Protocol-based (Structural Typing)

russo uses typing.Protocol for all extension points. You never inherit from a base class — if your object has the right methods, it works:

# This is a valid Synthesizer — no inheritance needed
class MySynth:
    async def synthesize(self, text: str) -> Audio:
        ...

Async-first

The pipeline is fully async. Synthesizers and agents are async methods, making it natural to call external APIs without blocking.

Provider-agnostic

The core pipeline knows nothing about Gemini, OpenAI, or any specific provider.
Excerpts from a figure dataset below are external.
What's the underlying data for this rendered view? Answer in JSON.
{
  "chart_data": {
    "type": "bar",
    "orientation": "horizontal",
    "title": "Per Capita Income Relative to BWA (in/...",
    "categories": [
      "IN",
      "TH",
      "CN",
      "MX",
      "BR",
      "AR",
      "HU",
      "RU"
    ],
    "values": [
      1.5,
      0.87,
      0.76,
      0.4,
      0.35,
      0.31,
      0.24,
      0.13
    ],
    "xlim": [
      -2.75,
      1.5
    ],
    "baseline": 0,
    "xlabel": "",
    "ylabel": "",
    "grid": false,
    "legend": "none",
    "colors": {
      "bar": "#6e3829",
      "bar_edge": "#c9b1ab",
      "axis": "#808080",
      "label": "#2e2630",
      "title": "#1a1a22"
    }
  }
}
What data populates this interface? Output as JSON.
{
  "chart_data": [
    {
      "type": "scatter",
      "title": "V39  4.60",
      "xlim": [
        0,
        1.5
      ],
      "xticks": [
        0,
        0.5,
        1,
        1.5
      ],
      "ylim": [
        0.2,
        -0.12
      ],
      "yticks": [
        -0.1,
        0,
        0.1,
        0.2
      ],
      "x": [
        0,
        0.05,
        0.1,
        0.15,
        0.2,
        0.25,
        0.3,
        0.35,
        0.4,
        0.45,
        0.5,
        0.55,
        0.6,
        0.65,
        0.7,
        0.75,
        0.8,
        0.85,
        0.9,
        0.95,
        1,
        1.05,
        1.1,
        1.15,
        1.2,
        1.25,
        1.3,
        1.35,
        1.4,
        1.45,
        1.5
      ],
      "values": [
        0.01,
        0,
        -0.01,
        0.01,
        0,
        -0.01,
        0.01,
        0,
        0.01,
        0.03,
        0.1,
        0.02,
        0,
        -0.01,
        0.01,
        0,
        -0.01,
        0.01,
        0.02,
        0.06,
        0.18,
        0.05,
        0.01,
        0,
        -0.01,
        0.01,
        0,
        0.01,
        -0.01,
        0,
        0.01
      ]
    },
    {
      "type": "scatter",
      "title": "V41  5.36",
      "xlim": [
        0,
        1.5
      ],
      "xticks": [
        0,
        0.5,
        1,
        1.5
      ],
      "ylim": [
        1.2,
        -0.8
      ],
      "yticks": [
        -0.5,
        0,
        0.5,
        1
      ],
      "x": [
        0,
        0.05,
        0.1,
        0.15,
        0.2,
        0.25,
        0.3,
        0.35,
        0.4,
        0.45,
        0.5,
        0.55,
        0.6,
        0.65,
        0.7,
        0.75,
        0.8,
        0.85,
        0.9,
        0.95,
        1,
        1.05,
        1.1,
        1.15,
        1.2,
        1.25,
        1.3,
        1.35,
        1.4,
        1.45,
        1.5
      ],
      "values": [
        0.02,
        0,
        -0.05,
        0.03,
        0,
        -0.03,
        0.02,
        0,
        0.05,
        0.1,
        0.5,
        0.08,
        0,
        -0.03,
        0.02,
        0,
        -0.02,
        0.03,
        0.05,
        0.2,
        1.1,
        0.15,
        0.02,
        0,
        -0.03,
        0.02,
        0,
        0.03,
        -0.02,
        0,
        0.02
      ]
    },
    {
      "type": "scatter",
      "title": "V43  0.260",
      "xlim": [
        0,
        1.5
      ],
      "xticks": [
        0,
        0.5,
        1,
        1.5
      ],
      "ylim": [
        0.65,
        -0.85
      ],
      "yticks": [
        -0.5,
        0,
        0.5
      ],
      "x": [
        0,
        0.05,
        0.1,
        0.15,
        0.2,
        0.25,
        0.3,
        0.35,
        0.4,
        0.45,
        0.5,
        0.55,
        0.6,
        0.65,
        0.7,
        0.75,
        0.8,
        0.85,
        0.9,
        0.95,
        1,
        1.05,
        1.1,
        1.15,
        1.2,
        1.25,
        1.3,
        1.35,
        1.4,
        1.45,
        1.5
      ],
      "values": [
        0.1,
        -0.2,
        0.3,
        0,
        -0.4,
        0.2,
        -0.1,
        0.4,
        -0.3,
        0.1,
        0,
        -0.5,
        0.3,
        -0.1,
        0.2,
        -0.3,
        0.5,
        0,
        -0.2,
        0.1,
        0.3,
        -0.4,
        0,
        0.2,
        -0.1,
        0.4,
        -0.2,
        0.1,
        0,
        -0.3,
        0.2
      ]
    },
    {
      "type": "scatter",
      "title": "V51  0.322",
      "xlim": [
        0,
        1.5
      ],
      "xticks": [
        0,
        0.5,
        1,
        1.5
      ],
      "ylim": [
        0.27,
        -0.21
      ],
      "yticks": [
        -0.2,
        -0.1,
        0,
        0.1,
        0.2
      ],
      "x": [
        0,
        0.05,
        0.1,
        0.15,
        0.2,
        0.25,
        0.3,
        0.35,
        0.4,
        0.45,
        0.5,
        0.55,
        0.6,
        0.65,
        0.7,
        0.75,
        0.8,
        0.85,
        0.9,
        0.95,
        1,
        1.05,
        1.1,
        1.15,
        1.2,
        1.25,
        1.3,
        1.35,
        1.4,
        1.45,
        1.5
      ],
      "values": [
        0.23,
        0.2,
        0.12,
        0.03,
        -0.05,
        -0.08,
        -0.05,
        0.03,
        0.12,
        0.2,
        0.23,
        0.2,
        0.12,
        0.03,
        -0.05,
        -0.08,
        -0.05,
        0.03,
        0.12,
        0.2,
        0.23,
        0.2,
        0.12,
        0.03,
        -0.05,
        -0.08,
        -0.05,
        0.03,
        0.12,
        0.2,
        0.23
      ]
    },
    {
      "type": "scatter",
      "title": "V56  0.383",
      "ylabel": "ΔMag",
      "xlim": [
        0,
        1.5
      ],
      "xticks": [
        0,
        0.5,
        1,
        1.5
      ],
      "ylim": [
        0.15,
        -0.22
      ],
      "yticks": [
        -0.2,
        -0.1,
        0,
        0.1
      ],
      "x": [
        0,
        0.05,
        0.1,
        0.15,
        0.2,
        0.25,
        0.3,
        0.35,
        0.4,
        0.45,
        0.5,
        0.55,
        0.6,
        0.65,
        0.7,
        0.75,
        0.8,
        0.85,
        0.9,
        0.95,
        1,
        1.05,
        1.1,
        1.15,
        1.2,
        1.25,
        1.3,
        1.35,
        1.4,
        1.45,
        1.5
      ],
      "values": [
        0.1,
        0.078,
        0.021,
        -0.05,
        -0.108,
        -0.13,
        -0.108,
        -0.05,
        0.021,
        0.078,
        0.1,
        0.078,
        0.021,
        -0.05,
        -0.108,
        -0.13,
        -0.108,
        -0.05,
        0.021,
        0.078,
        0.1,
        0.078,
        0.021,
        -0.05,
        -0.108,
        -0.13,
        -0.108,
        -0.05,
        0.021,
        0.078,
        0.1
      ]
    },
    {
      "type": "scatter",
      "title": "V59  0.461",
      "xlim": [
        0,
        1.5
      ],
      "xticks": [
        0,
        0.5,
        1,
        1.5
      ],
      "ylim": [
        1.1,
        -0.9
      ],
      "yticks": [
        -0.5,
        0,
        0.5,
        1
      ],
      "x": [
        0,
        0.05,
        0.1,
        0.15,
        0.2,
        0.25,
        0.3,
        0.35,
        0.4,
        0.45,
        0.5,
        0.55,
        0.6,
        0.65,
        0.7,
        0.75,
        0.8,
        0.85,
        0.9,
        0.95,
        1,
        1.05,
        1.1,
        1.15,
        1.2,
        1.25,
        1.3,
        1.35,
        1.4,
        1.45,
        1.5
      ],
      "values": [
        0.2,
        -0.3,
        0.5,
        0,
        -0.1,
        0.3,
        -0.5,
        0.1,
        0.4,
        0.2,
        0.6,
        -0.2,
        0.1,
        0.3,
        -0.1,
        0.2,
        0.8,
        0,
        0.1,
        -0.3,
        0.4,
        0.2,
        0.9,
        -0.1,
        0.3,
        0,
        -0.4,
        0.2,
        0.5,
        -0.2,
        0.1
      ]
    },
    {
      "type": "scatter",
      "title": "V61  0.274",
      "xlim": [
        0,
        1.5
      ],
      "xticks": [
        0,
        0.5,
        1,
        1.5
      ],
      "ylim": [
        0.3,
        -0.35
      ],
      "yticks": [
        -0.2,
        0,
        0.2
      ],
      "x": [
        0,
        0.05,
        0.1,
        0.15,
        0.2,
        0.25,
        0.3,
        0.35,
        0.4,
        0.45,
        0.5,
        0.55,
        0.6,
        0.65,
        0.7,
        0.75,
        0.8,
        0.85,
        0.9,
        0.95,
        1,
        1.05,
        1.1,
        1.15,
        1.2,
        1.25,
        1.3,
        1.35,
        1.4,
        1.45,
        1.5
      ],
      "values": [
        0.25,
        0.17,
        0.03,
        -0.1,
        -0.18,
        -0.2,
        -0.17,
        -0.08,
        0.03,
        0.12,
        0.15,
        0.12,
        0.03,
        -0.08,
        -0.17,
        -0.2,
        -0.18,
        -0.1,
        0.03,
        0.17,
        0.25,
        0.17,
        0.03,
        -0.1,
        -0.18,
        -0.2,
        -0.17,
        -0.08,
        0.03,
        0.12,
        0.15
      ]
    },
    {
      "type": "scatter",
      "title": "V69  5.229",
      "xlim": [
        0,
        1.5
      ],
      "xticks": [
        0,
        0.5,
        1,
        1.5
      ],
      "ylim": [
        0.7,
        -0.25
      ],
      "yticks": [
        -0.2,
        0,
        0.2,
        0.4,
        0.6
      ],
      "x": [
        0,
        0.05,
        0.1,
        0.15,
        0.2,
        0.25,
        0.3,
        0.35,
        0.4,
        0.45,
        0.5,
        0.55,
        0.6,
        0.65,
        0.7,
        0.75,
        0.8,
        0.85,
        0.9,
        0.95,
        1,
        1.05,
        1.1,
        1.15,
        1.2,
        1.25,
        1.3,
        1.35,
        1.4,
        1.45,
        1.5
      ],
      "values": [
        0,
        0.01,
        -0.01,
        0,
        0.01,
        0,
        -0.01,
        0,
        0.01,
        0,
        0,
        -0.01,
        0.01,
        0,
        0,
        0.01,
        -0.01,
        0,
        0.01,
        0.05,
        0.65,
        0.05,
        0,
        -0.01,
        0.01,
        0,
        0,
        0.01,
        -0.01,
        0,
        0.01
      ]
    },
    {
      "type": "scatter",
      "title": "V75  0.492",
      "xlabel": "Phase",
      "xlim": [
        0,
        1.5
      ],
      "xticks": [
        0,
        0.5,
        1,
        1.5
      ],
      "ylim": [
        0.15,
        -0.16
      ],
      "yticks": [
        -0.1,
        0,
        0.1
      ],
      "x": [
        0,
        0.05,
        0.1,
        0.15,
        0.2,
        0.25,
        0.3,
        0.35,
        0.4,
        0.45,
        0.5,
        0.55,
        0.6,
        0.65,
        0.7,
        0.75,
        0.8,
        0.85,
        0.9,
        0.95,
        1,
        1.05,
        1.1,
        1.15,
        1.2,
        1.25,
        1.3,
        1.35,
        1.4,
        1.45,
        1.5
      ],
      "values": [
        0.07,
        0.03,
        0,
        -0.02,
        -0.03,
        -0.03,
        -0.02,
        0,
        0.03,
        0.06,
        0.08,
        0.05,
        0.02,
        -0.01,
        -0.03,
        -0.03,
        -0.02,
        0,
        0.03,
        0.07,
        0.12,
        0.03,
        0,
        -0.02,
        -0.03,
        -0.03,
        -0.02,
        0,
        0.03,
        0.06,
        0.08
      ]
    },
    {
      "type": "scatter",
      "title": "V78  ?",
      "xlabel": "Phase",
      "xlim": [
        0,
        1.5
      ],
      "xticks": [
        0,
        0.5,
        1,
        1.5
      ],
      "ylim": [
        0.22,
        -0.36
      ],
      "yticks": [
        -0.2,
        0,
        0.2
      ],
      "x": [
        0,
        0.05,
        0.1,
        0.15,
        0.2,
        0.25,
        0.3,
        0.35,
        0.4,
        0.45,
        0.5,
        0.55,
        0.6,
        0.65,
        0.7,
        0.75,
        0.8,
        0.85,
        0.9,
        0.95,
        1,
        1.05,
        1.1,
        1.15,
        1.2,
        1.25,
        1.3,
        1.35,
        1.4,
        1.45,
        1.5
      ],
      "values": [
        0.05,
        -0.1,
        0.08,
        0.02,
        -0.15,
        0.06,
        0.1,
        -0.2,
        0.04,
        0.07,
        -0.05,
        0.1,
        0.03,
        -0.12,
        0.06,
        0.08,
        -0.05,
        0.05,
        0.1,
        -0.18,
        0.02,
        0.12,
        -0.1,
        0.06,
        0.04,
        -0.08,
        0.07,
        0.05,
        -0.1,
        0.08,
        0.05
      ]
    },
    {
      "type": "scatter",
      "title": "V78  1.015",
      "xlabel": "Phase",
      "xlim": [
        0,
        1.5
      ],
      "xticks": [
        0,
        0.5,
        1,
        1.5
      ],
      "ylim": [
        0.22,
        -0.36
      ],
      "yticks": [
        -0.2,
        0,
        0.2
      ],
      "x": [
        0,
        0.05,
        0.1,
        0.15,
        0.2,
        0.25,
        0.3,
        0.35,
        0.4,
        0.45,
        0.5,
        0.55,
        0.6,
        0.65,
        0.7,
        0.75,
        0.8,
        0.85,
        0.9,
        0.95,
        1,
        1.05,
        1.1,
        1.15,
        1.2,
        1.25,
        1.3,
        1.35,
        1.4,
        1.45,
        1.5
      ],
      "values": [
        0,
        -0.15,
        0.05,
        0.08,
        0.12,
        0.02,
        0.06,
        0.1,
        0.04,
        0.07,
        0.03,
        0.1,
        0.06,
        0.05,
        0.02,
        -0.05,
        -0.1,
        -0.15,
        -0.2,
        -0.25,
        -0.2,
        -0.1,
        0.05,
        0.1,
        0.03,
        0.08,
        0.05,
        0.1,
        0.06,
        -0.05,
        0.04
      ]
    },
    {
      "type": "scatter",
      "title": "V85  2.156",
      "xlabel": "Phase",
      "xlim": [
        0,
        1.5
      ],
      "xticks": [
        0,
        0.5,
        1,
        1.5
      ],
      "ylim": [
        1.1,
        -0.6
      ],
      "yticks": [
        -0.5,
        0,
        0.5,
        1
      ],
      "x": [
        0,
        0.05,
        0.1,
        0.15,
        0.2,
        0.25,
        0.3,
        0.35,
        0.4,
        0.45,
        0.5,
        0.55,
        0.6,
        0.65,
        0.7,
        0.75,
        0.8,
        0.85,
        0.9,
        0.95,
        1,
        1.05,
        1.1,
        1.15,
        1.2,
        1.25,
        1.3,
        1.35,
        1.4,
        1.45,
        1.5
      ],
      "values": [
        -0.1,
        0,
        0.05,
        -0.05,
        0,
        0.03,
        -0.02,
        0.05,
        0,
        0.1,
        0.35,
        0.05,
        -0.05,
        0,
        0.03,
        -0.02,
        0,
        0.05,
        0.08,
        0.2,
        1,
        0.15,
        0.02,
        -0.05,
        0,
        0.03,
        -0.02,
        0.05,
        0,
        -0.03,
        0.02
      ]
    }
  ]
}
Provider-specific logic lives in adapters and parsers.

Pydantic Models

All data types are Pydantic models, giving you:

  • Automatic validation
  • Serialization / deserialization
  • Rich repr for debugging
  • Type safety

Module Layout

russo/
├── __init__.py          # Public API surface
├── _types.py            # Pydantic data models
├── _protocols.py        # Protocol definitions
├── _pipeline.py         # The run() function
├── _cache.py            # AudioCache + CachedSynthesizer
├── _helpers.py          # tool_call() + @agent decorator
├── _assertions.py       # assert_tool_calls()
├── adapters/            # Agent adapters (Gemini, OpenAI, HTTP, WS)
├── synthesizers/        # TTS providers (Google)
├── evaluators/          # Matching logic (ExactEvaluator)
├── parsers/             # Response normalizers (Gemini, OpenAI)
├── report/              # Terminal + HTML reporting
├── pytest_plugin.py     # pytest integration
├── cli.py               # CLI runner
├── config.py            # Config file loading
├── models.py            # Extended models for CLI/config mode
├── interfaces.py        # ABC interfaces for CLI/config mode
├── pipeline.py          # CLI pipeline runner
└── registry.py          # Component registry for config mode

Private modules (prefixed with _) contain the core API. Public modules contain provider-specific implementations and integrations.